Most infants die during infancy. The primary cause of death is heart failure, with other causes including brain abscess and endocarditis. The surgical mortality rate is high, and the prognosis is poor.
(1) Pulmonary stirred pulse In severe tetralogy of Fallot of the closed type, cyanosis and heart failure appear immediately after birth. X-ray examination shows pulmonary ischemia and enlargement of the right atrium and ventricle. The electrocardiogram indicates hypertrophy of the right atrium and ventricle. Right heart catheterization reveals increased pressure in the right atrium and ventricle. Doppler echocardiography and heart blood vessel angiography can confirm the diagnosis.
(2) Main and pulmonary stirred pulse septal defect Similar to type I of persistent stirred pulse trunk, echocardiography can reveal two sets of large stirred pulse valve membranes, and main stirred pulse angiography can display the two large stirred pulses and the location of the septal defect.

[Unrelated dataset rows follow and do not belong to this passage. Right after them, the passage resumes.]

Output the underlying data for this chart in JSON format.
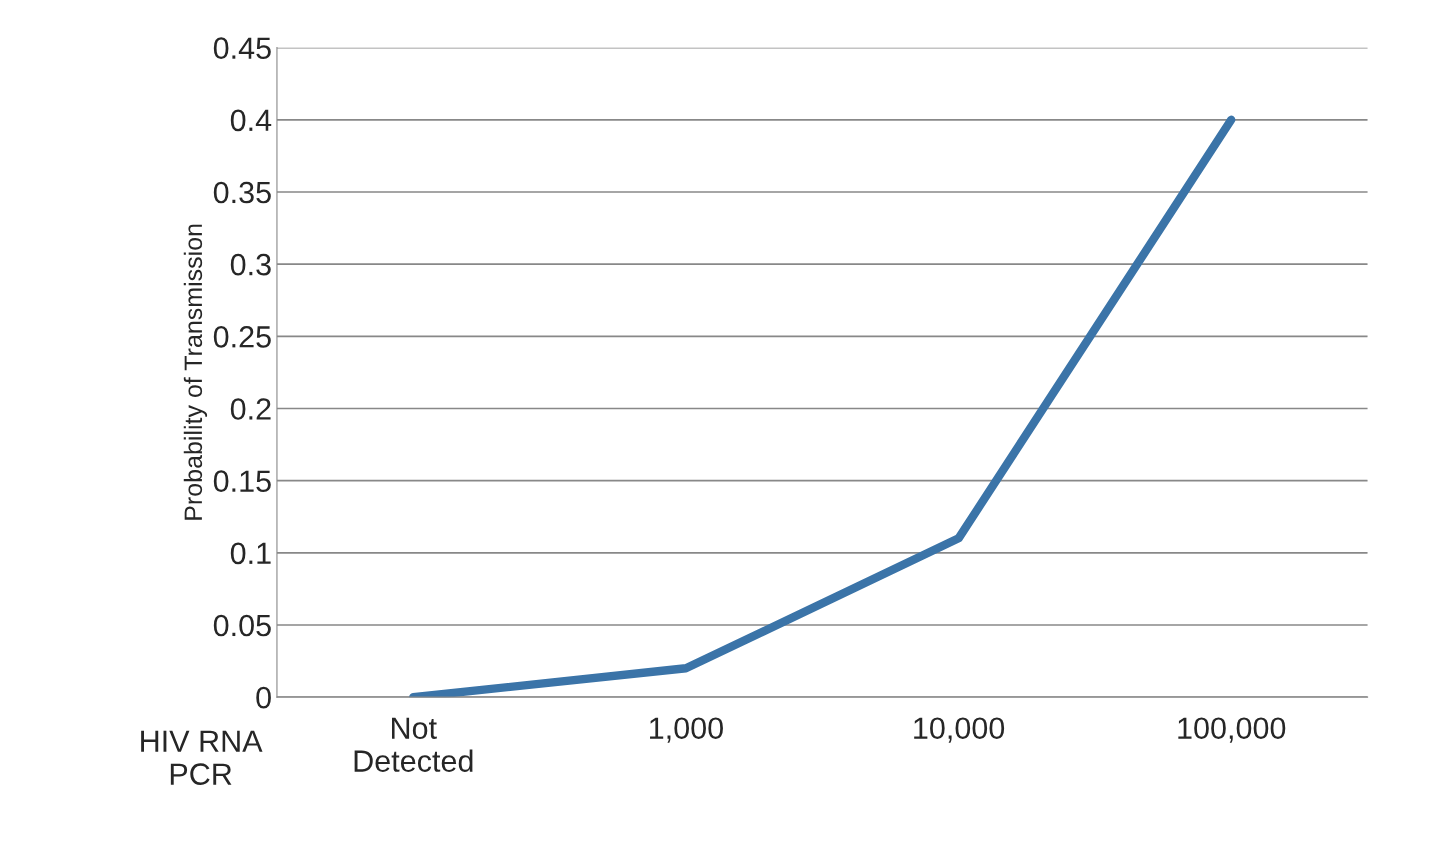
{
  "chart_data": {
    "type": "line",
    "xlabel": "HIV RNA\nPCR",
    "ylabel": "Probability of Transmission",
    "categories": [
      "Not\nDetected",
      "1,000",
      "10,000",
      "100,000"
    ],
    "series": [
      {
        "color": "#3b74a8",
        "values": [
          0,
          0.02,
          0.11,
          0.4
        ]
      }
    ],
    "ylim": [
      0,
      0.45
    ],
    "yticks": [
      0,
      0.05,
      0.1,
      0.15,
      0.2,
      0.25,
      0.3,
      0.35,
      0.4,
      0.45
    ],
    "grid": "y",
    "marker": "none",
    "line_style": "solid",
    "legend": false
  }
}
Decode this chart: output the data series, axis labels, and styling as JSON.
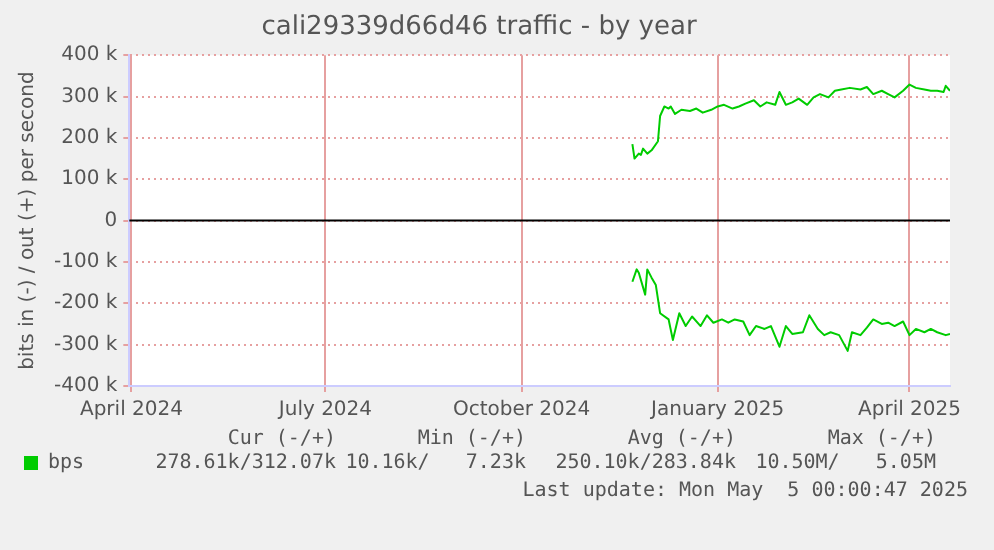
{
  "chart_data": {
    "type": "line",
    "title": "cali29339d66d46 traffic - by year",
    "ylabel": "bits in (-) / out (+) per second",
    "xlim": [
      "2024-03-31",
      "2025-04-20"
    ],
    "xticks": [
      {
        "value": "2024-04-01",
        "label": "April 2024"
      },
      {
        "value": "2024-07-01",
        "label": "July 2024"
      },
      {
        "value": "2024-10-01",
        "label": "October 2024"
      },
      {
        "value": "2025-01-01",
        "label": "January 2025"
      },
      {
        "value": "2025-04-01",
        "label": "April 2025"
      }
    ],
    "ylim": [
      -400000,
      400000
    ],
    "yticks": [
      {
        "value": -400000,
        "label": "-400 k"
      },
      {
        "value": -300000,
        "label": "-300 k"
      },
      {
        "value": -200000,
        "label": "-200 k"
      },
      {
        "value": -100000,
        "label": "-100 k"
      },
      0,
      {
        "value": 100000,
        "label": "100 k"
      },
      {
        "value": 200000,
        "label": "200 k"
      },
      {
        "value": 300000,
        "label": "300 k"
      },
      {
        "value": 400000,
        "label": "400 k"
      }
    ],
    "grid": true,
    "legend": "bottom",
    "marker": "none",
    "ref_lines": [
      {
        "axis": "y",
        "value": 0,
        "color": "#000000"
      }
    ],
    "series": [
      {
        "name": "bps",
        "color": "#00cc00",
        "x": [
          "2024-11-22",
          "2024-11-23",
          "2024-11-25",
          "2024-11-26",
          "2024-11-27",
          "2024-11-29",
          "2024-12-01",
          "2024-12-04",
          "2024-12-05",
          "2024-12-07",
          "2024-12-09",
          "2024-12-10",
          "2024-12-12",
          "2024-12-15",
          "2024-12-19",
          "2024-12-22",
          "2024-12-25",
          "2024-12-29",
          "2025-01-01",
          "2025-01-04",
          "2025-01-08",
          "2025-01-11",
          "2025-01-14",
          "2025-01-18",
          "2025-01-21",
          "2025-01-24",
          "2025-01-28",
          "2025-01-30",
          "2025-02-02",
          "2025-02-05",
          "2025-02-08",
          "2025-02-12",
          "2025-02-15",
          "2025-02-18",
          "2025-02-22",
          "2025-02-25",
          "2025-02-28",
          "2025-03-04",
          "2025-03-09",
          "2025-03-12",
          "2025-03-15",
          "2025-03-19",
          "2025-03-22",
          "2025-03-25",
          "2025-03-29",
          "2025-04-01",
          "2025-04-04",
          "2025-04-08",
          "2025-04-11",
          "2025-04-14",
          "2025-04-17",
          "2025-04-18",
          "2025-04-20"
        ],
        "values": [
          185000,
          150000,
          162000,
          159000,
          174000,
          162000,
          170000,
          192000,
          253000,
          276000,
          271000,
          276000,
          258000,
          268000,
          265000,
          271000,
          261000,
          268000,
          276000,
          280000,
          271000,
          276000,
          283000,
          291000,
          276000,
          286000,
          280000,
          311000,
          280000,
          286000,
          295000,
          280000,
          298000,
          306000,
          298000,
          314000,
          317000,
          321000,
          317000,
          323000,
          306000,
          314000,
          306000,
          298000,
          314000,
          329000,
          321000,
          317000,
          314000,
          314000,
          311000,
          326000,
          314000
        ]
      },
      {
        "color": "#00cc00",
        "x": [
          "2024-11-22",
          "2024-11-24",
          "2024-11-25",
          "2024-11-28",
          "2024-11-29",
          "2024-12-01",
          "2024-12-03",
          "2024-12-05",
          "2024-12-09",
          "2024-12-11",
          "2024-12-14",
          "2024-12-17",
          "2024-12-20",
          "2024-12-24",
          "2024-12-27",
          "2024-12-30",
          "2025-01-03",
          "2025-01-06",
          "2025-01-09",
          "2025-01-13",
          "2025-01-16",
          "2025-01-19",
          "2025-01-23",
          "2025-01-26",
          "2025-01-30",
          "2025-02-02",
          "2025-02-05",
          "2025-02-10",
          "2025-02-13",
          "2025-02-17",
          "2025-02-20",
          "2025-02-23",
          "2025-02-27",
          "2025-03-03",
          "2025-03-05",
          "2025-03-09",
          "2025-03-12",
          "2025-03-15",
          "2025-03-19",
          "2025-03-22",
          "2025-03-25",
          "2025-03-29",
          "2025-04-01",
          "2025-04-04",
          "2025-04-08",
          "2025-04-11",
          "2025-04-14",
          "2025-04-18",
          "2025-04-20"
        ],
        "values": [
          -148000,
          -118000,
          -126000,
          -179000,
          -118000,
          -138000,
          -156000,
          -224000,
          -239000,
          -289000,
          -224000,
          -255000,
          -232000,
          -255000,
          -229000,
          -247000,
          -239000,
          -247000,
          -239000,
          -244000,
          -277000,
          -255000,
          -262000,
          -255000,
          -305000,
          -255000,
          -274000,
          -270000,
          -229000,
          -262000,
          -277000,
          -270000,
          -277000,
          -315000,
          -270000,
          -277000,
          -259000,
          -239000,
          -250000,
          -247000,
          -255000,
          -244000,
          -277000,
          -262000,
          -270000,
          -262000,
          -270000,
          -277000,
          -274000
        ]
      }
    ],
    "annotations": [
      "Cur (-/+)",
      "Min (-/+)",
      "Avg (-/+)",
      "Max (-/+)",
      "278.61k/312.07k",
      "10.16k/   7.23k",
      "250.10k/283.84k",
      "10.50M/   5.05M",
      "Last update: Mon May  5 00:00:47 2025"
    ]
  }
}
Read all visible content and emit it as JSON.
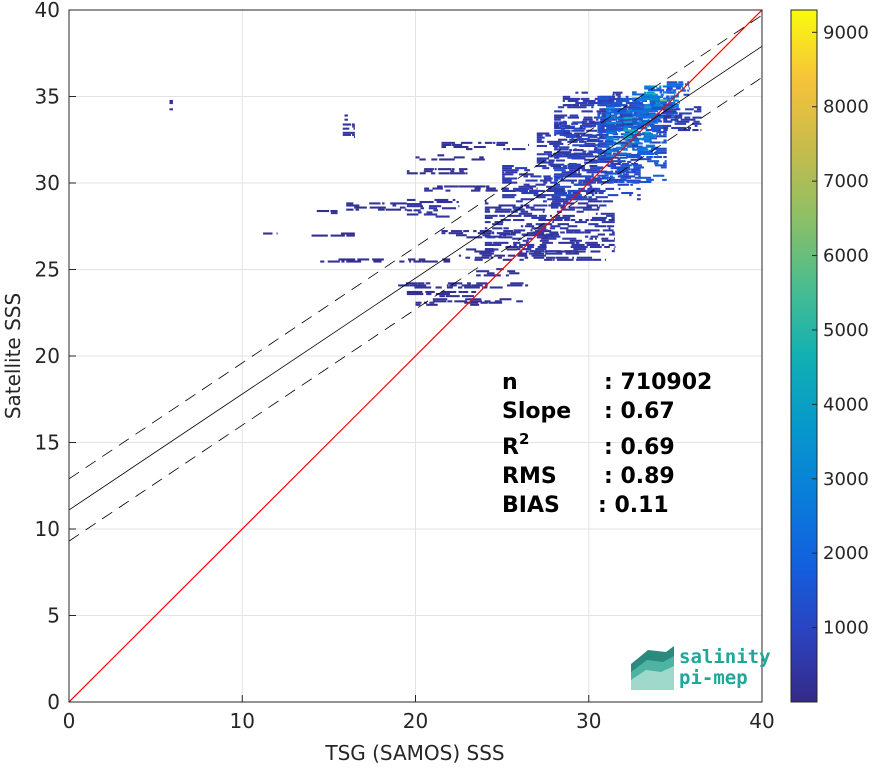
{
  "chart_data": {
    "type": "heatmap",
    "title": "",
    "xlabel": "TSG (SAMOS) SSS",
    "ylabel": "Satellite SSS",
    "xlim": [
      0,
      40
    ],
    "ylim": [
      0,
      40
    ],
    "xticks": [
      "0",
      "10",
      "20",
      "30",
      "40"
    ],
    "yticks": [
      "0",
      "5",
      "10",
      "15",
      "20",
      "25",
      "30",
      "35",
      "40"
    ],
    "grid": true,
    "colorbar": {
      "range": [
        0,
        9300
      ],
      "ticks": [
        "1000",
        "2000",
        "3000",
        "4000",
        "5000",
        "6000",
        "7000",
        "8000",
        "9000"
      ],
      "colormap": "parula"
    },
    "lines": [
      {
        "kind": "identity",
        "color": "#ff0000",
        "points": [
          [
            0,
            0
          ],
          [
            40,
            40
          ]
        ]
      },
      {
        "kind": "regression",
        "color": "#000000",
        "points": [
          [
            0,
            11.1
          ],
          [
            40,
            37.9
          ]
        ]
      },
      {
        "kind": "regression-plus-2rms",
        "color": "#000000",
        "style": "dashed",
        "points": [
          [
            0,
            12.9
          ],
          [
            40,
            39.7
          ]
        ]
      },
      {
        "kind": "regression-minus-2rms",
        "color": "#000000",
        "style": "dashed",
        "points": [
          [
            0,
            9.3
          ],
          [
            40,
            36.1
          ]
        ]
      }
    ],
    "density": [
      {
        "x": [
          5.8,
          6.0
        ],
        "y": [
          34.2,
          34.8
        ],
        "level": 0.03
      },
      {
        "x": [
          15.8,
          16.5
        ],
        "y": [
          32.6,
          33.4
        ],
        "level": 0.04
      },
      {
        "x": [
          15.9,
          16.1
        ],
        "y": [
          33.6,
          33.9
        ],
        "level": 0.03
      },
      {
        "x": [
          8.3,
          8.4
        ],
        "y": [
          26.9,
          27.1
        ],
        "level": 0.02
      },
      {
        "x": [
          10.5,
          12.0
        ],
        "y": [
          26.9,
          27.1
        ],
        "level": 0.02
      },
      {
        "x": [
          14.0,
          16.5
        ],
        "y": [
          26.9,
          27.1
        ],
        "level": 0.02
      },
      {
        "x": [
          14.3,
          15.5
        ],
        "y": [
          28.2,
          28.4
        ],
        "level": 0.02
      },
      {
        "x": [
          16.0,
          19.5
        ],
        "y": [
          28.4,
          28.8
        ],
        "level": 0.03
      },
      {
        "x": [
          19.5,
          22.5
        ],
        "y": [
          28.0,
          29.0
        ],
        "level": 0.04
      },
      {
        "x": [
          14.5,
          22.0
        ],
        "y": [
          25.4,
          25.6
        ],
        "level": 0.02
      },
      {
        "x": [
          19.0,
          26.5
        ],
        "y": [
          23.9,
          24.2
        ],
        "level": 0.03
      },
      {
        "x": [
          21.0,
          26.5
        ],
        "y": [
          23.1,
          23.3
        ],
        "level": 0.03
      },
      {
        "x": [
          20.0,
          25.0
        ],
        "y": [
          22.9,
          23.1
        ],
        "level": 0.02
      },
      {
        "x": [
          19.5,
          23.5
        ],
        "y": [
          23.4,
          23.7
        ],
        "level": 0.02
      },
      {
        "x": [
          19.5,
          23.0
        ],
        "y": [
          30.5,
          30.8
        ],
        "level": 0.02
      },
      {
        "x": [
          20.0,
          24.0
        ],
        "y": [
          31.3,
          31.6
        ],
        "level": 0.02
      },
      {
        "x": [
          21.5,
          26.5
        ],
        "y": [
          31.9,
          32.3
        ],
        "level": 0.03
      },
      {
        "x": [
          20.5,
          27.0
        ],
        "y": [
          29.5,
          29.8
        ],
        "level": 0.03
      },
      {
        "x": [
          21.5,
          28.0
        ],
        "y": [
          26.8,
          27.2
        ],
        "level": 0.03
      },
      {
        "x": [
          22.5,
          26.5
        ],
        "y": [
          25.5,
          26.2
        ],
        "level": 0.03
      },
      {
        "x": [
          23.5,
          26.0
        ],
        "y": [
          24.6,
          25.0
        ],
        "level": 0.03
      },
      {
        "x": [
          24.0,
          31.5
        ],
        "y": [
          26.0,
          29.0
        ],
        "level": 0.05
      },
      {
        "x": [
          25.0,
          30.5
        ],
        "y": [
          29.0,
          31.0
        ],
        "level": 0.06
      },
      {
        "x": [
          26.0,
          31.0
        ],
        "y": [
          25.5,
          26.0
        ],
        "level": 0.04
      },
      {
        "x": [
          27.0,
          30.5
        ],
        "y": [
          31.0,
          33.0
        ],
        "level": 0.06
      },
      {
        "x": [
          28.0,
          33.0
        ],
        "y": [
          29.0,
          33.5
        ],
        "level": 0.1
      },
      {
        "x": [
          28.0,
          33.0
        ],
        "y": [
          33.0,
          34.5
        ],
        "level": 0.07
      },
      {
        "x": [
          28.5,
          32.0
        ],
        "y": [
          34.2,
          35.2
        ],
        "level": 0.06
      },
      {
        "x": [
          30.5,
          34.5
        ],
        "y": [
          30.0,
          35.0
        ],
        "level": 0.14
      },
      {
        "x": [
          31.0,
          34.0
        ],
        "y": [
          31.5,
          34.5
        ],
        "level": 0.25
      },
      {
        "x": [
          32.0,
          33.5
        ],
        "y": [
          32.5,
          33.8
        ],
        "level": 0.36
      },
      {
        "x": [
          32.5,
          35.2
        ],
        "y": [
          33.5,
          35.4
        ],
        "level": 0.22
      },
      {
        "x": [
          33.2,
          35.0
        ],
        "y": [
          34.2,
          35.6
        ],
        "level": 0.32
      },
      {
        "x": [
          33.5,
          34.5
        ],
        "y": [
          34.6,
          35.2
        ],
        "level": 0.48
      },
      {
        "x": [
          34.5,
          35.8
        ],
        "y": [
          34.8,
          35.8
        ],
        "level": 0.18
      },
      {
        "x": [
          34.3,
          36.5
        ],
        "y": [
          33.0,
          34.5
        ],
        "level": 0.07
      }
    ]
  },
  "stats": [
    {
      "label": "n",
      "value": ": 710902"
    },
    {
      "label": "Slope",
      "value": ": 0.67"
    },
    {
      "label": "R",
      "sup": "2",
      "value": ": 0.69"
    },
    {
      "label": "RMS",
      "value": ": 0.89"
    },
    {
      "label": "BIAS",
      "value": ": 0.11"
    }
  ],
  "logo": {
    "line1": "salinity",
    "line2": "pi-mep"
  }
}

(3) Large stirred pulse transposition Cyanosis and heart failure appear immediately after birth. If accompanied by a large atrial septal defect or ventricular septal defect, the cyanosis is milder and symptoms appear later. X-ray examination shows an egg-shaped enlargement of the heart, and heart blood vessel angiography reveals that the main stirred pulse originates from the right ventricle, while the main pulmonary stirred pulse originates from the left ventricle.
(4) Tricuspid atresia The right atrium is enlarged, and the left ventricle is hypertrophied. The electrocardiogram shows a left axis deviation, whereas persistent stirred pulse trunk commonly shows right ventricular hypertrophy. Doppler echocardiography and heart blood vessel angiography can reveal tricuspid atresia.